Saturday, September 19
Saturday, September 19th - our last full day in Germany and, in fact, in Europe. Tomorrow we'd be heading back to Canada.
Our flight back home headed out of Frankfurt - the same city to which we flew almost two weeks before. Roland had planned a day that allowed us to make headway back towards Frankfurt, while at the same time visiting another of Germany's notable medieval cities - Rothenburg.
Final Nuremberg Shot
After another excellent breakfast at our Hotel Avenue in downtown Nuremberg, we checked out and began our journey west towards Rothenburg - but not before returning one final time to the excellent lookout platform of the nearby parking garage's top floor. One more shot of Nuremberg's old center under beautiful morning light.
Once securely esconced in our rental Volkswagen, we headed west, driving just under a hundred kilometres to the small town of Rothenburg.
As mentioned just above, Rothenburg (or, more specifically Rothenburg ob der Tauber) is a very well-preserved medieval town in south-central Germany. Suffering less damage than did Nuremberg in the Second World War, Rothenburg has a high percentage of old original structures and relatively few modern buildings. Founded sometime before the year 1000, Rothenburg slowly grew over the centuries into robust medieval town. A seige and the arrival of the black death stopped the growth of the town in the 17th century, essentially stunting its further development for long enough to be seen as a valuable historical showcase - one to be preserved and not further modernized. I for one am thankful for that 17th-century stunting.
We arrived at a carpark situated just outside of the eastern edge of the old medieval part of town, which is delineated by the very nice, very extensive enclosing fortress wall. The fortress wall was the subject of our attention for the first bit of our tour of the town, for it is possible to walk along its defensive walkway for quite a long distance. We entered via the eastern Würzburger Tor gate and immediately climbed up onto the walkway atop the wall.

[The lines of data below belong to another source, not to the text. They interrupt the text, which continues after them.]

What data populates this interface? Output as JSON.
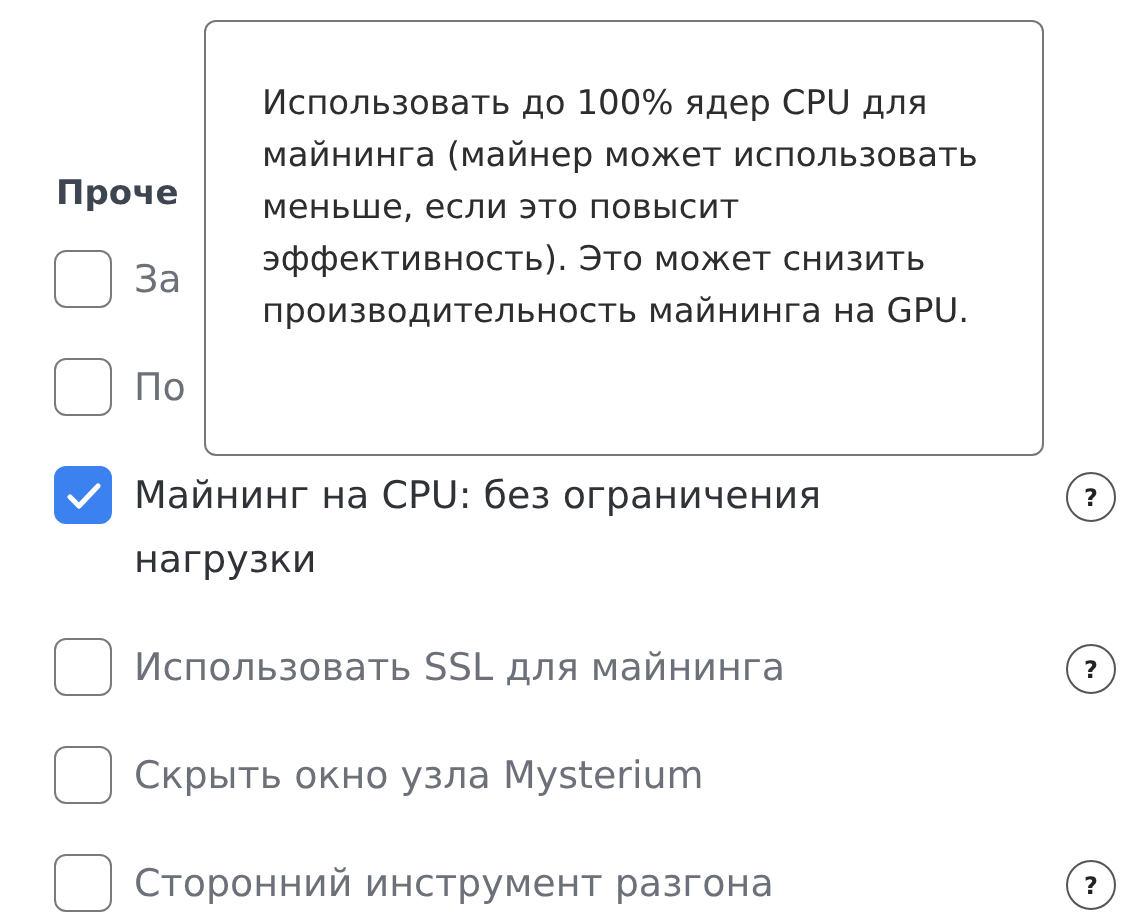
{
  "section": {
    "title": "Проче"
  },
  "options": [
    {
      "label": "За",
      "checked": false
    },
    {
      "label": "По",
      "checked": false
    },
    {
      "label": "Майнинг на CPU: без ограничения нагрузки",
      "checked": true,
      "help": "?"
    },
    {
      "label": "Использовать SSL для майнинга",
      "checked": false,
      "help": "?"
    },
    {
      "label": "Скрыть окно узла Mysterium",
      "checked": false
    },
    {
      "label": "Сторонний инструмент разгона",
      "checked": false,
      "help": "?"
    }
  ],
  "tooltip": {
    "text": "Использовать до 100% ядер CPU для майнинга (майнер может использовать меньше, если это повысит эффективность). Это может снизить производительность майнинга на GPU."
  }
}
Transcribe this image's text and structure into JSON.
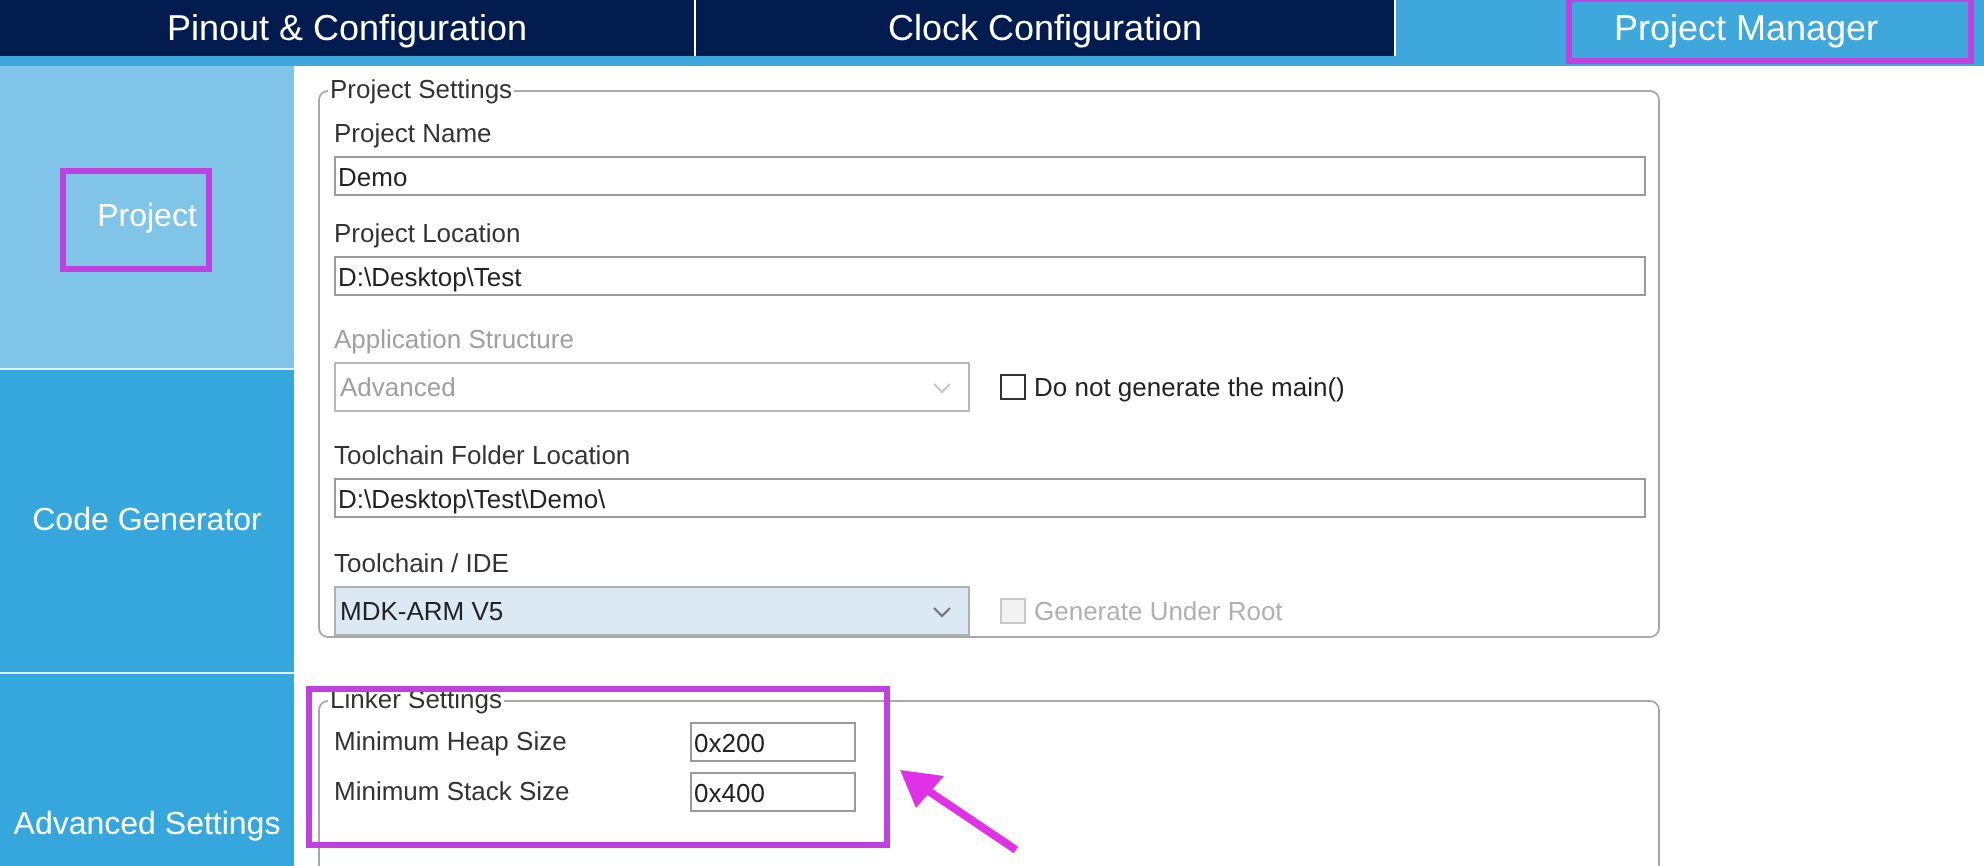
{
  "tabs": [
    {
      "label": "Pinout & Configuration",
      "selected": false
    },
    {
      "label": "Clock Configuration",
      "selected": false
    },
    {
      "label": "Project Manager",
      "selected": true
    }
  ],
  "sidebar": {
    "items": [
      {
        "label": "Project",
        "selected": true
      },
      {
        "label": "Code Generator",
        "selected": false
      },
      {
        "label": "Advanced Settings",
        "selected": false
      }
    ]
  },
  "project_settings": {
    "title": "Project Settings",
    "project_name": {
      "label": "Project Name",
      "value": "Demo"
    },
    "project_location": {
      "label": "Project Location",
      "value": "D:\\Desktop\\Test"
    },
    "application_structure": {
      "label": "Application Structure",
      "value": "Advanced",
      "disabled": true
    },
    "do_not_generate_main": {
      "label": "Do not generate the main()",
      "checked": false,
      "disabled": false
    },
    "toolchain_folder_location": {
      "label": "Toolchain Folder Location",
      "value": "D:\\Desktop\\Test\\Demo\\"
    },
    "toolchain_ide": {
      "label": "Toolchain / IDE",
      "value": "MDK-ARM V5",
      "disabled": false
    },
    "generate_under_root": {
      "label": "Generate Under Root",
      "checked": false,
      "disabled": true
    }
  },
  "linker_settings": {
    "title": "Linker Settings",
    "rows": [
      {
        "label": "Minimum Heap Size",
        "value": "0x200"
      },
      {
        "label": "Minimum Stack Size",
        "value": "0x400"
      }
    ]
  }
}
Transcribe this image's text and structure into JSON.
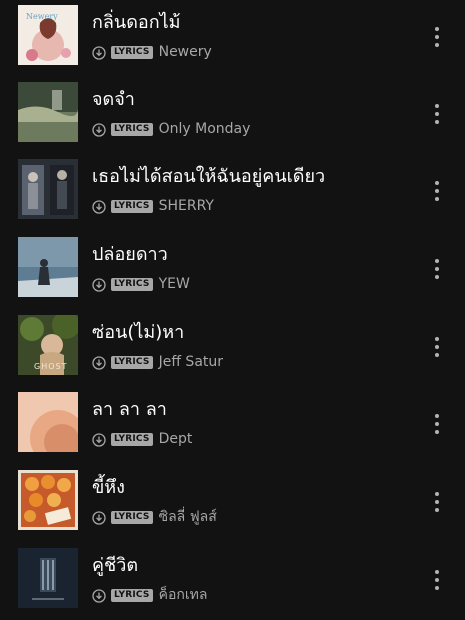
{
  "colors": {
    "background": "#121212",
    "title_text": "#ffffff",
    "secondary_text": "#a7a7a7",
    "badge_bg": "#a7a7a7"
  },
  "icons": {
    "downloaded": "downloaded-icon",
    "more": "more-options-icon"
  },
  "tracks": [
    {
      "title": "กลิ่นดอกไม้",
      "badge": "LYRICS",
      "artist": "Newery"
    },
    {
      "title": "จดจำ",
      "badge": "LYRICS",
      "artist": "Only Monday"
    },
    {
      "title": "เธอไม่ได้สอนให้ฉันอยู่คนเดียว",
      "badge": "LYRICS",
      "artist": "SHERRY"
    },
    {
      "title": "ปล่อยดาว",
      "badge": "LYRICS",
      "artist": "YEW"
    },
    {
      "title": "ซ่อน(ไม่)หา",
      "badge": "LYRICS",
      "artist": "Jeff Satur"
    },
    {
      "title": "ลา ลา ลา",
      "badge": "LYRICS",
      "artist": "Dept"
    },
    {
      "title": "ขี้หึง",
      "badge": "LYRICS",
      "artist": "ซิลลี่ ฟูลส์"
    },
    {
      "title": "คู่ชีวิต",
      "badge": "LYRICS",
      "artist": "ค็อกเทล"
    }
  ]
}
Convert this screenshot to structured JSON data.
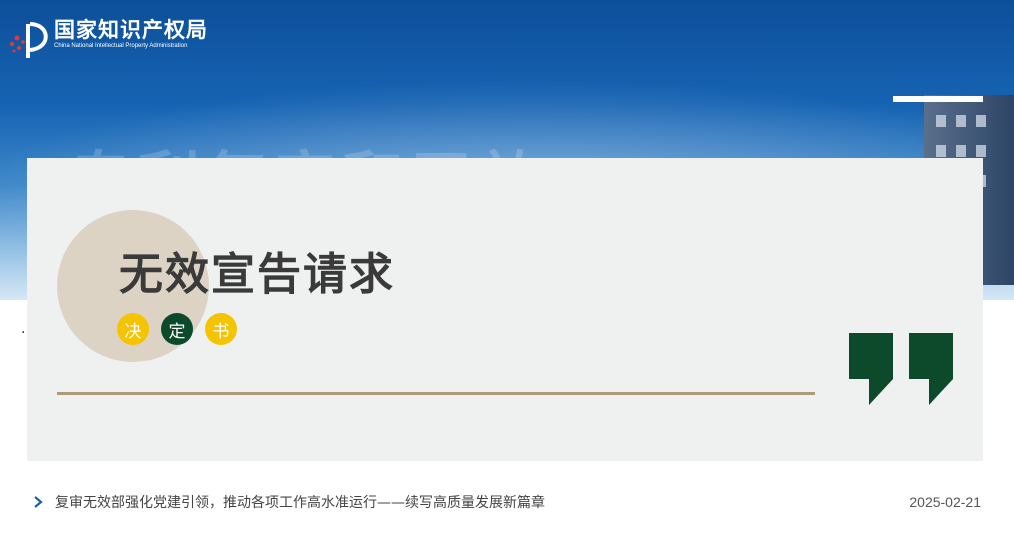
{
  "header": {
    "logo_cn": "国家知识产权局",
    "logo_en": "China National Intellectual Property Administration",
    "logo_icon": "cnipa-emblem-icon"
  },
  "hero": {
    "ghost_text": "专利复审和无效"
  },
  "side_mark": "·",
  "banner": {
    "title": "无效宣告请求",
    "tags": [
      {
        "text": "决",
        "color": "#f5c400"
      },
      {
        "text": "定",
        "color": "#0c4a2b"
      },
      {
        "text": "书",
        "color": "#f5c400"
      }
    ],
    "quote_icon": "quote-marks-icon",
    "colors": {
      "background": "#eff1f1",
      "circle": "#dcd3c5",
      "divider": "#b09a7e",
      "quote": "#0c4a2b"
    }
  },
  "news": {
    "items": [
      {
        "title": "复审无效部强化党建引领，推动各项工作高水准运行——续写高质量发展新篇章",
        "date": "2025-02-21"
      }
    ]
  }
}
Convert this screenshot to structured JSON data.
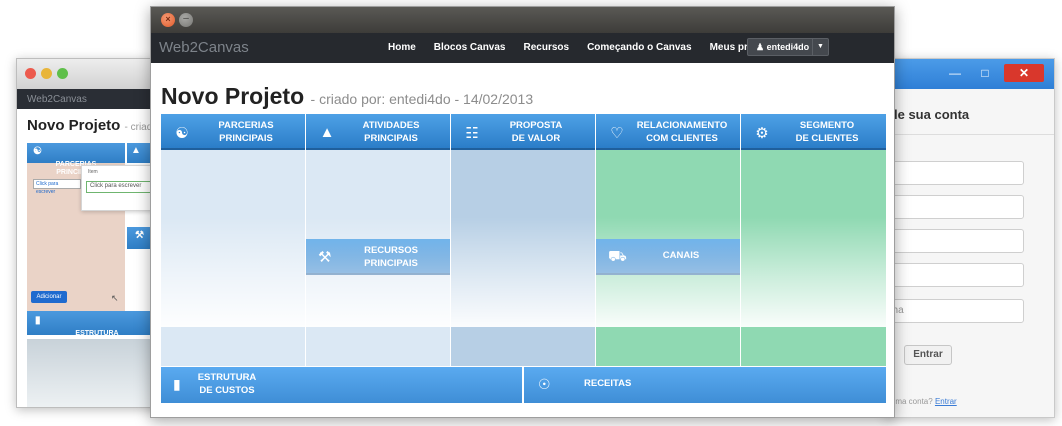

The walkway ran behind the stone of the upper wall on the outward-facing side, and was fenced but otherwise open on the city-facing side. The walkway's wood and tile roof meant it would be a comfortable place to stroll even when raining. We walked south, taking many pictures of the multitude of clay roofs stretching away to the west.
The walkway was a superb way to get an overview of the city, allowing us to see down into the tidy gardens and yards of the residents' houses. Essentially we were looking into medieval suburbia. Beyond, over the nearer rooftops, we could see the spires and towers surrounding the heart of the city.
Saggy, historic clay roofs
We walked along the fortress wall all the way to the southern tip of the old town. Here, a combination of tower and curiously figure-eight-shaped fortifications guarded the southern approach to Rothenburg. We spent some time exploring the interior of the fortification part, known as the Spitalbastion.
From the Spital Gate, we stopped walking along the fortification wall and began walking along the main inner streets of the town. Apart from a brief detour to look out west over the Tauber river from the town's western edge, we kept to the main north-south street, the Spitalgasse. There was a lot more touristy development and tourist traffic along this section. Still very pretty, but clearly this stretch of town had been "made-up" to cater to visitors.
The Spitalgasse eventually led us into the very heart of old Rothenburg - the Marktplatz square. Large, beautiful structures lined the square, including several patrician houses, the combo gothic/renaissance town hall, the gabled councillor's tavern (Ratsherrntrinkstube), the beautiful half-timbered house of the Marien Pharmacy (the Marienapotheke) and the intricate George's Fountain (Georgsbrunnen). Many - if not most - of the buildings here dated from the 1200s through to the 1500s.
Rothenburg certainly had an older feel than had either Salzburg or Nuremberg. It was more densely-packed, more consistently historic than either of the other two cities. If you want to feel immersed in the "medievalness" of an old German town, this one probably should be high on your list.